2.5 Comment why a quadratic model was more appropriate for this data.

A quadratic model is more appropriate because the scatterplot shows a clear curved relationship between tyrosine level and carpet age — the decline in age is steep for low tyrosine values and then levels off as tyrosine increases. The residual plots from the simple linear model also display a curved pattern, indicating the linear model systematically underestimates age at both low and high tyrosine levels and overestimates age in the middle range. Including a squared term for tyrosine accounts for this curvature, leading to a better fit and more accurate predictions.

2.6 Plot the data with your appropriate model superimposed over it.

plot(age ~ tyr, data = carpet.df)

# Fit quadratic model
carpet.quad <- lm(age ~ tyr + I(tyr^2), data = carpet.df)

# Scatterplot of data
plot(age ~ tyr, data = carpet.df,
     xlab = "Tyrosine level (g per 1000g fibre)",
     ylab = "Carpet age (years)",
     main = "Carpet age vs Tyrosine level")

# Add quadratic curve
tyr.seq <- seq(min(carpet.df$tyr), max(carpet.df$tyr), length.out = 200)
pred.age <- predict(carpet.quad, newdata = data.frame(tyr = tyr.seq))
lines(tyr.seq, pred.age, col = "blue", lwd = 2)

2.7 Write appropriate Methods and Assumption Checks.

2.8 Use your model to predict the age of a carpet with tyrosine level 13.25.

# Predict age for tyr = 13.25 with a 95% prediction interval
predict(carpet.quad,
        newdata = data.frame(tyr = 13.25),
        interval = "prediction",
        level = 0.95)

##        fit      lwr      upr
## 1 336.9969 212.2285 461.7653

2.9 Write an sentence, as if for an Executive Summary, interpreting the requested prediction interval.

For a carpet with a tyrosine level of 13.25 g per 1000 g fibre, the model predicts an age of about X years, with a 95% prediction interval from L to U years, meaning we are 95% confident that the true age of a similar carpet will fall within this range.

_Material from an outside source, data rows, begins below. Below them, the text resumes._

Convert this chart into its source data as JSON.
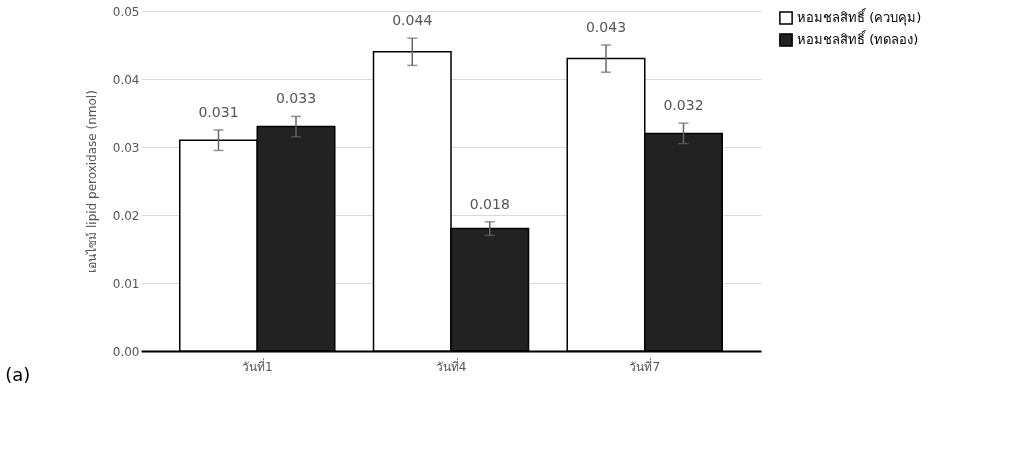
{
  "chart_data": {
    "type": "bar",
    "ylabel": "เอนไซม์ lipid peroxidase (nmol)",
    "categories": [
      "วันที่1",
      "วันที่4",
      "วันที่7"
    ],
    "series": [
      {
        "name": "หอมชลสิทธิ์ (ควบคุม)",
        "color": "#ffffff",
        "values": [
          0.031,
          0.044,
          0.043
        ],
        "errors": [
          0.0015,
          0.002,
          0.002
        ]
      },
      {
        "name": "หอมชลสิทธิ์ (ทดลอง)",
        "color": "#222222",
        "values": [
          0.033,
          0.018,
          0.032
        ],
        "errors": [
          0.0015,
          0.001,
          0.0015
        ]
      }
    ],
    "ylim": [
      0,
      0.05
    ],
    "yticks": [
      {
        "value": 0,
        "label": "0.00"
      },
      {
        "value": 0.01,
        "label": "0.01"
      },
      {
        "value": 0.02,
        "label": "0.02"
      },
      {
        "value": 0.03,
        "label": "0.03"
      },
      {
        "value": 0.04,
        "label": "0.04"
      },
      {
        "value": 0.05,
        "label": "0.05"
      }
    ],
    "grid": "y",
    "legend": "right",
    "data_labels": true,
    "annotations": [
      "(a)"
    ]
  }
}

2.10 Some additional useful information

summary(carpet.df$age)

##    Min. 1st Qu.  Median    Mean 3rd Qu.    Max. 
##     120     350    1400    1018    1550    1750

2.11 Comment on how useful the model is for prediction.

The quadratic model explains most of the variation in carpet age from tyrosine level and the fitted curve follows the overall trend in the data well, making it useful for predicting ages within the observed tyrosine range. However, predictions are less reliable at the extremes where data are sparse, and the prediction intervals can be wide, reflecting uncertainty for individual carpets. The model should therefore be used with caution for tyrosine values far outside the central range of the data.